The Indian rupee has been under pressure from outside sources and is at a new record low in relation to the US dollar; however, the depreciation of the currency indicates that there is a lot more going on than just the daily ups and downs of the foreign exchange market. The very large increase in the price of crude oil and ongoing capital flight have made the existing structural weaknesses in the overall economy even worse.

This has resulted in increased global pressure for policymakers to intervene and stabilise the external sector, which has produced a growing risk from both inflation and economic growth. The depreciating rupee is therefore indicative of the larger economic concerns facing India as the global economy and global shocks continue to change India’s overall financial outlook.
Oil prices and geopolitical tensions drive sustained currency pressure
At first, the rupee weakens as crude oil spikes in price.

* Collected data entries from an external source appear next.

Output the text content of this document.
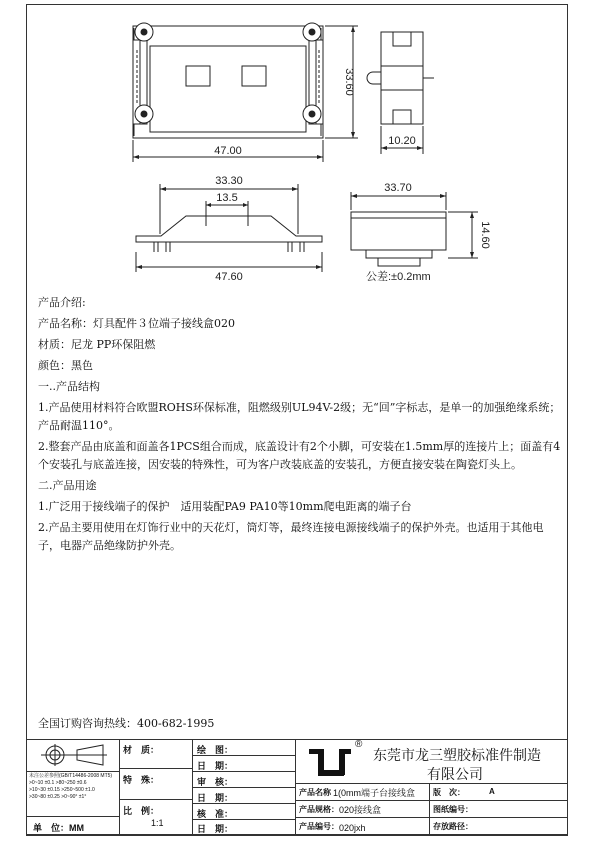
47.00
33.60
10.20
33.30
13.5
47.60
33.70
14.60
公差:±0.2mm

产品介绍:

产品名称：灯具配件３位端子接线盒020

材质：尼龙 PP环保阻燃

颜色：黑色

一..产品结构

1.产品使用材料符合欧盟ROHS环保标准，阻燃级别UL94V-2级；无“回”字标志，是单一的加强绝缘系统；产品耐温110°。

2.整套产品由底盖和面盖各1PCS组合而成，底盖设计有2个小脚，可安装在1.5mm厚的连接片上；面盖有4个安装孔与底盖连接，因安装的特殊性，可为客户改装底盖的安装孔，方便直接安装在陶瓷灯头上。

二.产品用途

1.广泛用于接线端子的保护　适用装配PA9 PA10等10mm爬电距离的端子台

2.产品主要用使用在灯饰行业中的天花灯，筒灯等，最终连接电源接线端子的保护外壳。也适用于其他电子，电器产品绝缘防护外壳。

全国订购咨询热线：400-682-1995
未注公差参照(GB/T14486-2008 MT5)
>0~10 ±0.1 >80~250 ±0.6
>10~30 ±0.15 >250~500 ±1.0
>30~80 ±0.25 >0~90° ±1°
单　位：MM
材　质：
特　殊：
比　例：
1:1
绘　图：
日　期：
审　核：
日　期：
核　准：
日　期：
®
东莞市龙三塑胶标准件制造
有限公司
产品名称 1(0mm端子台接线盒
产品规格： 020接线盒
产品编号： 020jxh
版　次：	A
图纸编号：
存放路径：
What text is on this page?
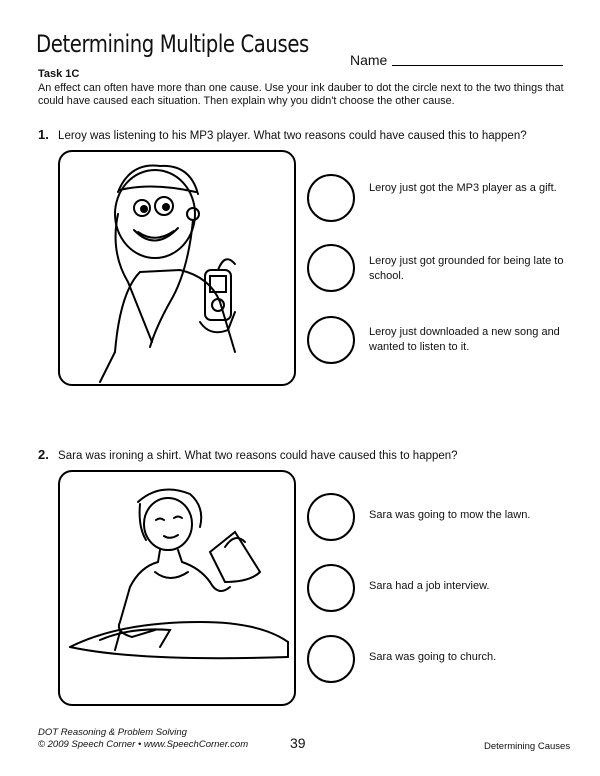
Determining Multiple Causes
Name
Task 1C
An effect can often have more than one cause. Use your ink dauber to dot the circle next to the two things that could have caused each situation. Then explain why you didn't choose the other cause.
1. Leroy was listening to his MP3 player. What two reasons could have caused this to happen?
Leroy just got the MP3 player as a gift.
Leroy just got grounded for being late to school.
Leroy just downloaded a new song and wanted to listen to it.
2. Sara was ironing a shirt. What two reasons could have caused this to happen?
Sara was going to mow the lawn.
Sara had a job interview.
Sara was going to church.
DOT Reasoning & Problem Solving
© 2009 Speech Corner • www.SpeechCorner.com	39	Determining Causes
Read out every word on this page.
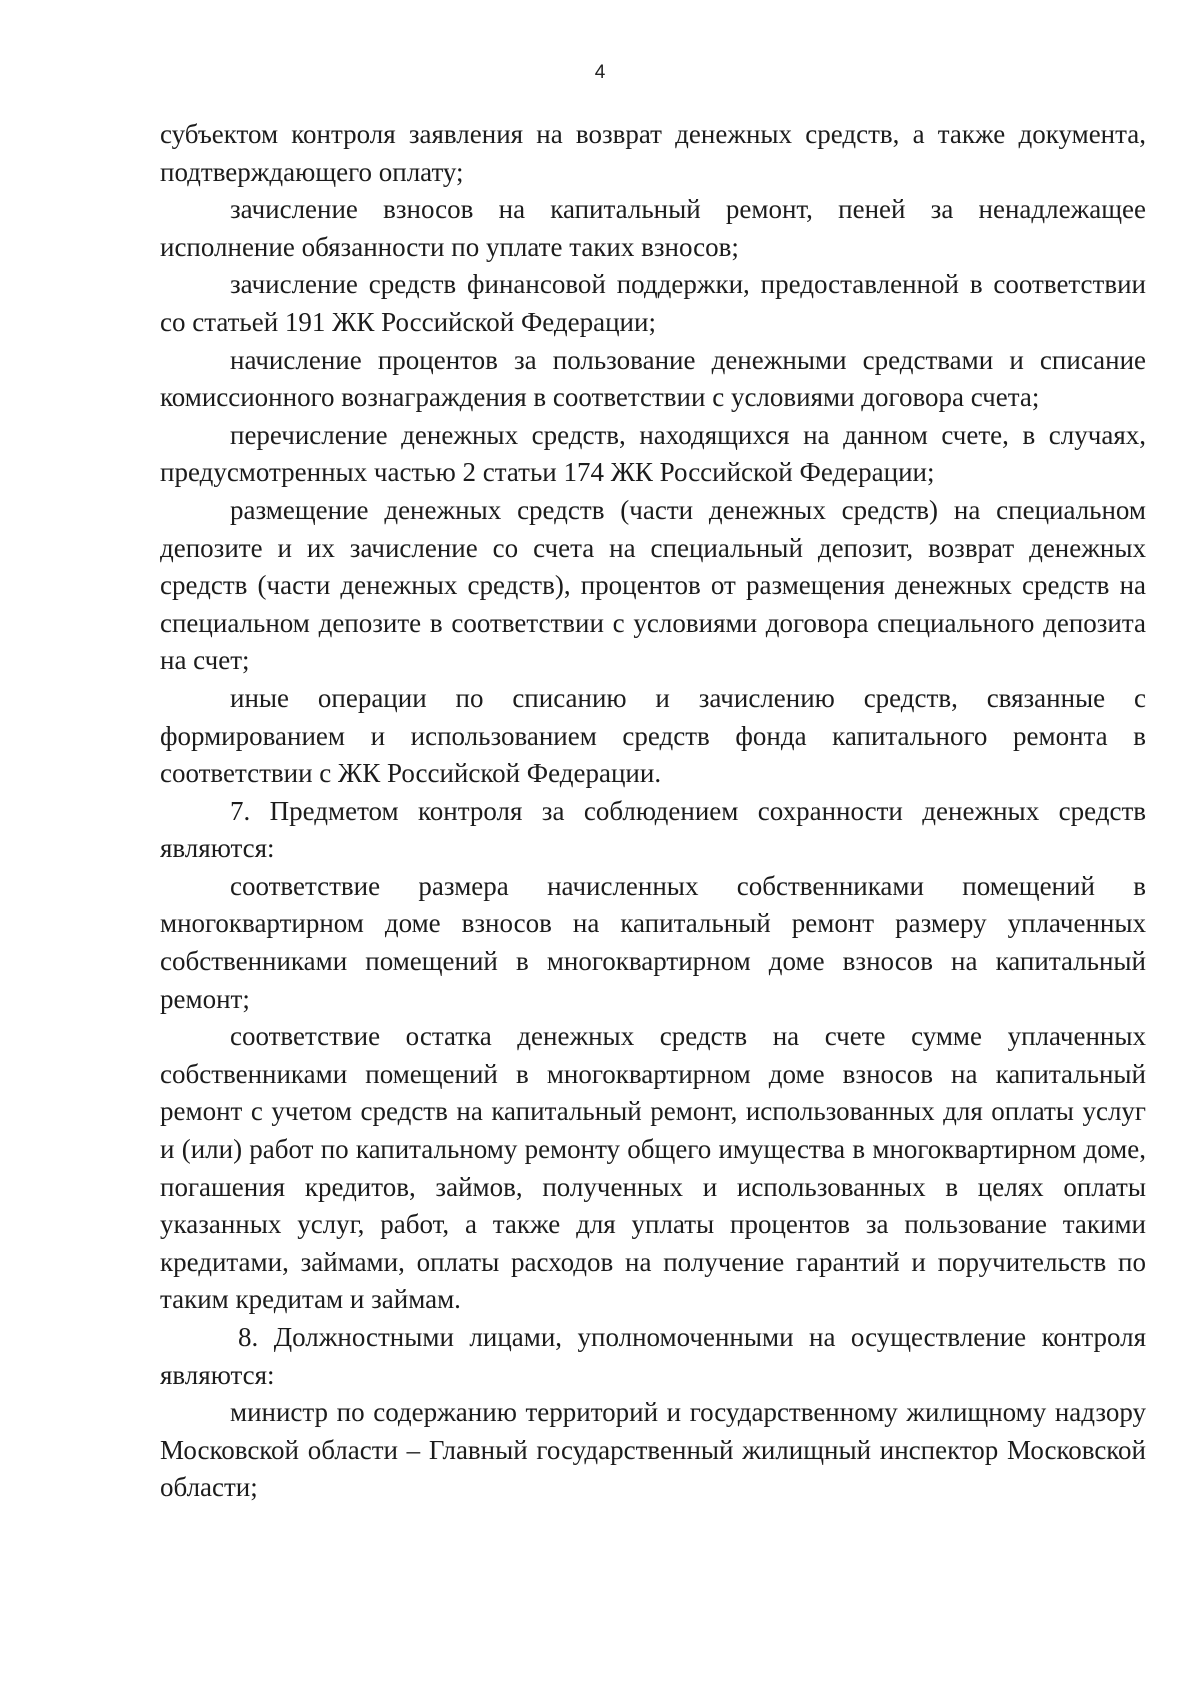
4

субъектом контроля заявления на возврат денежных средств, а также документа, подтверждающего оплату;

зачисление взносов на капитальный ремонт, пеней за ненадлежащее исполнение обязанности по уплате таких взносов;

зачисление средств финансовой поддержки, предоставленной в соответствии со статьей 191 ЖК Российской Федерации;

начисление процентов за пользование денежными средствами и списание комиссионного вознаграждения в соответствии с условиями договора счета;

перечисление денежных средств, находящихся на данном счете, в случаях, предусмотренных частью 2 статьи 174 ЖК Российской Федерации;

размещение денежных средств (части денежных средств) на специальном депозите и их зачисление со счета на специальный депозит, возврат денежных средств (части денежных средств), процентов от размещения денежных средств на специальном депозите в соответствии с условиями договора специального депозита на счет;

иные операции по списанию и зачислению средств, связанные с формированием и использованием средств фонда капитального ремонта в соответствии с ЖК Российской Федерации.

7. Предметом контроля за соблюдением сохранности денежных средств являются:

соответствие размера начисленных собственниками помещений в многоквартирном доме взносов на капитальный ремонт размеру уплаченных собственниками помещений в многоквартирном доме взносов на капитальный ремонт;

соответствие остатка денежных средств на счете сумме уплаченных собственниками помещений в многоквартирном доме взносов на капитальный ремонт с учетом средств на капитальный ремонт, использованных для оплаты услуг и (или) работ по капитальному ремонту общего имущества в многоквартирном доме, погашения кредитов, займов, полученных и использованных в целях оплаты указанных услуг, работ, а также для уплаты процентов за пользование такими кредитами, займами, оплаты расходов на получение гарантий и поручительств по таким кредитам и займам.

8. Должностными лицами, уполномоченными на осуществление контроля являются:

министр по содержанию территорий и государственному жилищному надзору Московской области – Главный государственный жилищный инспектор Московской области;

Brent Crude now trades over $105 per barrel and increases the dollar demand because of how much India relies on crude oil imports for their energy needs. Higher oil means more dollars are needed immediately due to increased energy costs / increased energy needs, which results in trade deficits increasing, which puts pressure on India’s current account. The ongoing U.S.-Iranian tensions are disrupting global supply chains, making markets nervous that these will impact future crude prices and are further increasing global oil prices. As a result of these factors, geopolitical risk continues to create instability in currencies. Therefore, oil is the primary reason for the weakening of the Rupee.

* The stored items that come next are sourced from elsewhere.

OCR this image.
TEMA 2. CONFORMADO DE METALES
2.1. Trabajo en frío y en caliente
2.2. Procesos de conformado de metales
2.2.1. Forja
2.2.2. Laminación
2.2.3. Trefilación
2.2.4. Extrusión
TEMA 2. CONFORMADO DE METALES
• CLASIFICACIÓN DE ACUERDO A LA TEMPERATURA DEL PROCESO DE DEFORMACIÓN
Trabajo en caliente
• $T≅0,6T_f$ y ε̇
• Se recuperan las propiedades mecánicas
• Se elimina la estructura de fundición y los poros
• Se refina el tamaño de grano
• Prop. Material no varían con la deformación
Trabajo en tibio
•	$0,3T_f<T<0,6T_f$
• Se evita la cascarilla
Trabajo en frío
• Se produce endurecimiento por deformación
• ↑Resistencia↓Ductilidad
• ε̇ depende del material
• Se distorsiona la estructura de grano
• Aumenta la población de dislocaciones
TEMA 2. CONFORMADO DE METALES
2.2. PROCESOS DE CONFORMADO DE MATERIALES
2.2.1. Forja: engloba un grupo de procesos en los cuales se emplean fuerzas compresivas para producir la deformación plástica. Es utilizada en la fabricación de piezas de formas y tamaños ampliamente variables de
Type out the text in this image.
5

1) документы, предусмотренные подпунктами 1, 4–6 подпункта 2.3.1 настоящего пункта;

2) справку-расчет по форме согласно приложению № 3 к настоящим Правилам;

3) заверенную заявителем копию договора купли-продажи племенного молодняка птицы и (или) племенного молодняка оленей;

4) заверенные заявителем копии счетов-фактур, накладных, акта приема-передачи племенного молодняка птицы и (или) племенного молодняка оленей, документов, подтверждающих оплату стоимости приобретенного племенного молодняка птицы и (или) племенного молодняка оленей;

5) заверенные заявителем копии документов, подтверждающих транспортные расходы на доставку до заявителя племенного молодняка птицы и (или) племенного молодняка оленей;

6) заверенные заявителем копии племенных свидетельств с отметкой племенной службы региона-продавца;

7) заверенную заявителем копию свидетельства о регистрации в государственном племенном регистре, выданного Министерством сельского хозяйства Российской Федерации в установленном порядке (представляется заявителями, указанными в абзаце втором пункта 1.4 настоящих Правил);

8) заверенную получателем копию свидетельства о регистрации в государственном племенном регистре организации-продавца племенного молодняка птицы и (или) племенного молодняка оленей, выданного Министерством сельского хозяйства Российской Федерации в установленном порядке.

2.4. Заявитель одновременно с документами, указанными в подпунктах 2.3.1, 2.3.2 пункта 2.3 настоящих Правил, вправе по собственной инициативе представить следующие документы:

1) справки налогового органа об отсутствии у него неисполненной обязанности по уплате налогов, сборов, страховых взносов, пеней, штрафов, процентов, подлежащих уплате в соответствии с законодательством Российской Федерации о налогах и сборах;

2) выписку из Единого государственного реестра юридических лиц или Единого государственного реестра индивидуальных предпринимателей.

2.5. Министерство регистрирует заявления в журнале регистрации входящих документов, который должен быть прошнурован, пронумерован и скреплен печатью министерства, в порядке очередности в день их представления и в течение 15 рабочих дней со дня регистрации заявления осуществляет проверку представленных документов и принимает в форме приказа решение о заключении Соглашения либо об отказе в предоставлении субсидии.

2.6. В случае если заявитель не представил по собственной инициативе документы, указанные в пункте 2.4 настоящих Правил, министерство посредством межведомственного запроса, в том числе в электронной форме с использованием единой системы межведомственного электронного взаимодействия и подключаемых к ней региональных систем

Rupee Record Low Highlights External Balance Vulnerabilities
On the other hand, large amounts of capital have exited India as a result of foreign investment withdrawals. This decline will slow down the demand for US dollars. As a result, the demand for US dollars continues to increase, and our country will experience its third year of balance of payments deficits. Analysts believe this indicates a deeper structural issue. According to Nomura, foreign sector management should be reassessed given the ongoing capital outflows. Hence, persistent capital outflows are increasing pressure on the rupee, and investor sentiment is becoming an increasingly important factor in currency performance.

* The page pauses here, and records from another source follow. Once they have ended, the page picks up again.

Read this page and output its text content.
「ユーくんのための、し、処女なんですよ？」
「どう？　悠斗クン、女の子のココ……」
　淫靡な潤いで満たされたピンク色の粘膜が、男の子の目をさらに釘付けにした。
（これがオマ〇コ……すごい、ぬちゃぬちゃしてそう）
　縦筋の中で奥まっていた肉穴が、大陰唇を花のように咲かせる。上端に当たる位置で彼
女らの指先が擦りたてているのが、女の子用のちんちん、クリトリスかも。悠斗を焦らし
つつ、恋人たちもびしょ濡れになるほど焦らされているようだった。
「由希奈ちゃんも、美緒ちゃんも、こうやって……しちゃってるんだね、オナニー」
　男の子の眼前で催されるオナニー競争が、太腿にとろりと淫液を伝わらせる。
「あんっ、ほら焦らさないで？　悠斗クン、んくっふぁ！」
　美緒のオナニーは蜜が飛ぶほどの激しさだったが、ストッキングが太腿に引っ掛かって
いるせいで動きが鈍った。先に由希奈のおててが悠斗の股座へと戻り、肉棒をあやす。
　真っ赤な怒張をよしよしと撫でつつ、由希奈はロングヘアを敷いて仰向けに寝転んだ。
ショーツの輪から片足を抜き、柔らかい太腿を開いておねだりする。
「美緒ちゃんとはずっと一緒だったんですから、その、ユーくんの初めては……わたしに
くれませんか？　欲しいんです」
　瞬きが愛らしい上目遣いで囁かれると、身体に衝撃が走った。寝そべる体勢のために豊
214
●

Policy responses aim to contain volatility and attract inflows
However, policymakers have begun looking at ways to support the currency. India is evaluating potential tax reductions for foreign investors in government bonds. The Government has also called for the conservation of foreign exchange. In the meantime, the central bank has used its reserves to reduce volatility in the currency, and it may implement regulatory changes to attract new foreign dollar investment. Therefore, authorities will likely use a combination of market interventions and structural adjustments to establish a framework for future exchange rate stability. Thus, there is an effort to address the rapidly deteriorating situation.
Rupee Record Low Raises Inflation and Fuel Price Risks
A falling rupee could have substantial effects on domestic inflation. Increasingly expensive imported energy means greater costs and wholesale price inflation in the latter half of 2023. There is also an expected rise in retail fuel prices. Thus, households and businesses may face new costs as a result of this currency decline, as the Reserve Bank of India balances inflation and growth. With the rupee falling to a record low, this clearly states how the economy is vulnerable to disruption throughout the world.